Data 622 Homework 1

Maryluz Cruz

2021-02-19

library(DataExplorer)
library(palmerpenguins)
library(psych)
library(GGally)
library(tidyverse)
library(ggplot2)
library(reshape)
library(kableExtra)
library(MASS)
library(caret)
library(pROC)
library(nnet)

For this assignment we are going to use the palmerpenguins package. more information on that package can be found here.

https://allisonhorst.github.io/palmerpenguins/articles/intro.html

Lets take a look at the palmerpenguins package

glimpse(penguins)
## Rows: 344
## Columns: 8
## $ species           <fct> Adelie, Adelie, Adelie, Adelie, Adelie, Adelie, A...
## $ island            <fct> Torgersen, Torgersen, Torgersen, Torgersen, Torge...
## $ bill_length_mm    <dbl> 39.1, 39.5, 40.3, NA, 36.7, 39.3, 38.9, 39.2, 34....
## $ bill_depth_mm     <dbl> 18.7, 17.4, 18.0, NA, 19.3, 20.6, 17.8, 19.6, 18....
## $ flipper_length_mm <int> 181, 186, 195, NA, 193, 190, 181, 195, 193, 190, ...
## $ body_mass_g       <int> 3750, 3800, 3250, NA, 3450, 3650, 3625, 4675, 347...
## $ sex               <fct> male, female, female, NA, female, male, female, m...
## $ year              <int> 2007, 2007, 2007, 2007, 2007, 2007, 2007, 2007, 2...
colnames(penguins)
## [1] "species"           "island"            "bill_length_mm"   
## [4] "bill_depth_mm"     "flipper_length_mm" "body_mass_g"      
## [7] "sex"               "year"

Species and Island

penguinsb<-penguins%>% 
  count(species, island)
kable(penguinsb)  
species island n
Adelie Biscoe 44
Adelie Dream 56
Adelie Torgersen 52
Chinstrap Dream 68
Gentoo Biscoe 124

Here you can see that there are 3 different type of species which are Adelie, Chinstrap, and Gentoo.There are 3 different Islands which are Biscoe, Dream, Torgersen. Adelie has the most with a totla of 158, but they are divided within the three different islands. While Chinstrap has the least with only 68 and only on Dream, and Gentoo have a total of 124 and only on Biscoe.

Missing Data

plot_missing(penguins)

The missing data needs to be removed.

penguins_tf<-na.omit(penguins)

Density plot

plot_density(penguins_tf)

Histogram

plot_histogram(penguins_tf)

Pairs.Panel

pairs.panels(penguins_tf)

GGPairs

ggpairs(penguins_tf)

Part 1

Choosing the Independent Variables

The independent variables that will definitely be used are island, bill_length_mm, bill_depth_mm, flipper_length_mm, body_mass_g, but do we need year and sex as an independent variable. Would sex and year allow us to know what specific species was most likely born this year, and whether or not a specific species has more males than females. A quick comparison here can show us

penguinstable<-penguins_tf%>% 
  count(species, sex)
kable(penguinstable) 
species sex n
Adelie female 73
Adelie male 73
Chinstrap female 34
Chinstrap male 34
Gentoo female 58
Gentoo male 61

Looking at the numbers there doesn’t seem to be a noticeable difference, so sex of the species does not need to be included.

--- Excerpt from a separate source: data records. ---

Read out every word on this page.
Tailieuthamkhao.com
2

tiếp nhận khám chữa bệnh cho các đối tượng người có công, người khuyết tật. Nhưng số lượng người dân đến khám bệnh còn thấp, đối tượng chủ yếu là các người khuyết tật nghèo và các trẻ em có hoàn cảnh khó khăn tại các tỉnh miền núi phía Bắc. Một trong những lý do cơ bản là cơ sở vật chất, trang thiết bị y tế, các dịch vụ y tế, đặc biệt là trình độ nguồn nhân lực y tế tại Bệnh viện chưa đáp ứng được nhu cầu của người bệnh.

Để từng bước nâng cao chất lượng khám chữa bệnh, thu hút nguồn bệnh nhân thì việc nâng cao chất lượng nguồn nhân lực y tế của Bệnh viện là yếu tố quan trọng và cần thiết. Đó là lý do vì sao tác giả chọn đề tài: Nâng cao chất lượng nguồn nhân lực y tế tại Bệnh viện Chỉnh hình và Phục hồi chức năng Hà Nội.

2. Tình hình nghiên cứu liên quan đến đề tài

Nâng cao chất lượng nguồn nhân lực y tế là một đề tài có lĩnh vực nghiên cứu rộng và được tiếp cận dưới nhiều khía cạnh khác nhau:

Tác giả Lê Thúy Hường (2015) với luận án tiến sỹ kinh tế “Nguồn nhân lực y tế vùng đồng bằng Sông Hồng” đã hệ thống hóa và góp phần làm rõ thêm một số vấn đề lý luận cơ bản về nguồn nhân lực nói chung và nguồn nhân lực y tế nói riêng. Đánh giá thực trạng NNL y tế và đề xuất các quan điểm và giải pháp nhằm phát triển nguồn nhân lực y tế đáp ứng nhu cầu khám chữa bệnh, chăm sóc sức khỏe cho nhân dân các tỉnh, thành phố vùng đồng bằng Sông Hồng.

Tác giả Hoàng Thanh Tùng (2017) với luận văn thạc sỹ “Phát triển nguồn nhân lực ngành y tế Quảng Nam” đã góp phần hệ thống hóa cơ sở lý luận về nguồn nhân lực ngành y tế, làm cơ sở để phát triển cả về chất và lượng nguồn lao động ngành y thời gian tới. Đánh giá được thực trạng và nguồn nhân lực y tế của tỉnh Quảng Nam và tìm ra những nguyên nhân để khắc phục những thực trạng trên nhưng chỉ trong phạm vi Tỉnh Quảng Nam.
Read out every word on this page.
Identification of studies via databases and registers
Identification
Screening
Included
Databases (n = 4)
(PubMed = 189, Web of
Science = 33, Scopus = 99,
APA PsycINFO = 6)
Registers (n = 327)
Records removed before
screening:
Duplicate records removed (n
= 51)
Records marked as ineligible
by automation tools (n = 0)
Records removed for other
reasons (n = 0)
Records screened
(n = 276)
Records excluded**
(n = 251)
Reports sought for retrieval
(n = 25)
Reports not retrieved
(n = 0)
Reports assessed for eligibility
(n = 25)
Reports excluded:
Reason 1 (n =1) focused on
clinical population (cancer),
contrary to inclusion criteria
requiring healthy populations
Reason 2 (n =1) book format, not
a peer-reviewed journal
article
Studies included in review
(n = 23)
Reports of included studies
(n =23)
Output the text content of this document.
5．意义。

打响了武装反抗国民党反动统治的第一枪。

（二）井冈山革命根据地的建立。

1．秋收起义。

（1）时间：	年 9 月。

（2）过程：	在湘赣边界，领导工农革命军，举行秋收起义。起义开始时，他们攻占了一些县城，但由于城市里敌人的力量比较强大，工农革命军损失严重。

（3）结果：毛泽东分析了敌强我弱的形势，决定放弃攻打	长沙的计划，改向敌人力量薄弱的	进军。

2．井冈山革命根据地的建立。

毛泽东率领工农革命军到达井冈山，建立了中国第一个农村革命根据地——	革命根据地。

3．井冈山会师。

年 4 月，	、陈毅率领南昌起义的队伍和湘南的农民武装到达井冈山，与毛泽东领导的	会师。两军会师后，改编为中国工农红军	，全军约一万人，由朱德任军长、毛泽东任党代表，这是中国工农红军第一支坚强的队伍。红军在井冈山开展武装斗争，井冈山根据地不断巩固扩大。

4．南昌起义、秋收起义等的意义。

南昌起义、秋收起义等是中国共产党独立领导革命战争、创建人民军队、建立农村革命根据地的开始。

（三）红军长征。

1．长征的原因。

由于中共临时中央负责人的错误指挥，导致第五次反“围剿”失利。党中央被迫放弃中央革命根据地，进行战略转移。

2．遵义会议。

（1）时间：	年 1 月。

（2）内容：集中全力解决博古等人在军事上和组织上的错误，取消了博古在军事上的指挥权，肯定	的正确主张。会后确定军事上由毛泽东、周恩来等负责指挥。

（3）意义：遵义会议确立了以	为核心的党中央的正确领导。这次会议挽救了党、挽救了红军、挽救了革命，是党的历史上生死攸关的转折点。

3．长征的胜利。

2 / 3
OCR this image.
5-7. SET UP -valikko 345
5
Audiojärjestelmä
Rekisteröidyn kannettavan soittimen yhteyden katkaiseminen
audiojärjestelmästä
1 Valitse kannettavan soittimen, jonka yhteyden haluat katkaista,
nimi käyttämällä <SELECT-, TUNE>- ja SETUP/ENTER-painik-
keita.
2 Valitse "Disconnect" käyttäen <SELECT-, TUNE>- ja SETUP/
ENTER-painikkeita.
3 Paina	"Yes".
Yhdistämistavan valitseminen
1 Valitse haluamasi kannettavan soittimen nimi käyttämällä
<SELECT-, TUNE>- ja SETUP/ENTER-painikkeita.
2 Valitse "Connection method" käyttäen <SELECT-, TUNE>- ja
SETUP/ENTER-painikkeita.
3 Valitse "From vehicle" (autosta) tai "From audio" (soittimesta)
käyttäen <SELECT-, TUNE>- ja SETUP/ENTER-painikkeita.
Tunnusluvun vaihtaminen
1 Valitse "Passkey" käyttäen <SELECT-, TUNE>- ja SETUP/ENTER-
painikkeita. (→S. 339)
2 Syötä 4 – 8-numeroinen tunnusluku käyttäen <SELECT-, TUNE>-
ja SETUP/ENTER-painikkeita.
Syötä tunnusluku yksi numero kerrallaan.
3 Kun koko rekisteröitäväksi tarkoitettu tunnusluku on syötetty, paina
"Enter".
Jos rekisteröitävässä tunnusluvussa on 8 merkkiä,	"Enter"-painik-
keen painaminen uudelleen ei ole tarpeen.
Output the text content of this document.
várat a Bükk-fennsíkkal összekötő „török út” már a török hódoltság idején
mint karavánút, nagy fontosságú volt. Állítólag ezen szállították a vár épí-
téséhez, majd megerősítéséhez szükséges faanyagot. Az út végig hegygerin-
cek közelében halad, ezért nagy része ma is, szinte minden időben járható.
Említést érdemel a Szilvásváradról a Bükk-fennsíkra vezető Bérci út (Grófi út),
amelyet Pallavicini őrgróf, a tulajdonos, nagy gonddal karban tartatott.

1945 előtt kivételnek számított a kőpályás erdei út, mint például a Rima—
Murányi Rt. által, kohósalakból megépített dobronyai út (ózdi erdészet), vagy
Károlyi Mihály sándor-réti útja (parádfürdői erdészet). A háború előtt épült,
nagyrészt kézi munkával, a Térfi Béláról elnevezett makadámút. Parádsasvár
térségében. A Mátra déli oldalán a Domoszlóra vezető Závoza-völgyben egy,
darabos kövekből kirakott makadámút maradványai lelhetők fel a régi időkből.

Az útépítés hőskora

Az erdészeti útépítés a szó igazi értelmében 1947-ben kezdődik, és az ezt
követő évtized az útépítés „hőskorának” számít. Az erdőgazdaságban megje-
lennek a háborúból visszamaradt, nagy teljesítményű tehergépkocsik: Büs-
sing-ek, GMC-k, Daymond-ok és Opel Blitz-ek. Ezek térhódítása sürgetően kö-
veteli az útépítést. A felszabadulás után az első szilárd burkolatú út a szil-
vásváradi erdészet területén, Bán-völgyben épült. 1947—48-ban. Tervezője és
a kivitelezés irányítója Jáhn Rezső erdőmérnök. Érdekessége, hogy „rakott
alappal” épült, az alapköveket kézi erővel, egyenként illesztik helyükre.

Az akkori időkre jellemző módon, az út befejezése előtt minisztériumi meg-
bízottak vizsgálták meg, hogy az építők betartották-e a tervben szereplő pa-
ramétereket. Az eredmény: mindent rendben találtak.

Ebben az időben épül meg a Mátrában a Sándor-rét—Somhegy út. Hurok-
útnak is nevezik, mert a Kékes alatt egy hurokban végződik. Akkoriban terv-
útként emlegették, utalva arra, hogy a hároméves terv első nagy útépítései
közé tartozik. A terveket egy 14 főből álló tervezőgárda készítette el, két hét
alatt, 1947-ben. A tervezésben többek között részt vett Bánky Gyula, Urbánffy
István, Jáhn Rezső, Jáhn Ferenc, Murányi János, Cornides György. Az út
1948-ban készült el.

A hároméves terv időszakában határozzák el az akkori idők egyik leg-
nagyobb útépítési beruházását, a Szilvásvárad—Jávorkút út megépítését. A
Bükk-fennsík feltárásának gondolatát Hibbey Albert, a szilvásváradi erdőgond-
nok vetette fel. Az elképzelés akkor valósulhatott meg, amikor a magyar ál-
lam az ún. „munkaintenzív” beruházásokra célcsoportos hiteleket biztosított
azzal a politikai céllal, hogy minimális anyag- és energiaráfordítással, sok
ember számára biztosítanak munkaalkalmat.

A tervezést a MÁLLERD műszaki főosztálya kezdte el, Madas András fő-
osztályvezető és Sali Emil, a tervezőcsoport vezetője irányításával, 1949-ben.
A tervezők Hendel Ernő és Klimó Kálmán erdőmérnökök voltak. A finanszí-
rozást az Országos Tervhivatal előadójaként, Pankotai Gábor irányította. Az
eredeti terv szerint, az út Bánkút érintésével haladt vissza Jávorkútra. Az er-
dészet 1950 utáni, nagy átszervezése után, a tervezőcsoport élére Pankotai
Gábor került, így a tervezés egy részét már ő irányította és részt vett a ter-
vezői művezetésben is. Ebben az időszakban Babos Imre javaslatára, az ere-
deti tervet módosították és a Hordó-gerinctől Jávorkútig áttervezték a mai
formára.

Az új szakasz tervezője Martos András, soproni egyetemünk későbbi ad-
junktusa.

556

penguinstable<-penguins_tf%>% 
  count(species,  year)
kable(penguinstable) 
species year n
Adelie 2007 44
Adelie 2008 50
Adelie 2009 52
Chinstrap 2007 26
Chinstrap 2008 18
Chinstrap 2009 24
Gentoo 2007 33
Gentoo 2008 45
Gentoo 2009 41

Same thing could be said about the year so this would not be needed as a independent variable. Also island would not be included because we already know that Adelie is spread out the three islands while Chinstrap is only on one island as well as Gentoo.

Dependent Variable

Since species will be the dependent variable, and the fact that there are 3 categories under species how does one decide to manipulate the dependent variable species.

penguins_tfc<-penguins_tf%>%
  group_by(species)%>%
  count()
kable(penguins_tfc)
species n
Adelie 146
Chinstrap 68
Gentoo 119

Considering that the Adelie Species has the most out of all of the species and the fact that they are spread out throughout the three different island it is decided that it would be Adelie vs Other Species, where 1 is Adelie and 0 is Other Species.

penguins_tf$species <- ifelse(penguins_tf$species=="Adelie", 1, 0)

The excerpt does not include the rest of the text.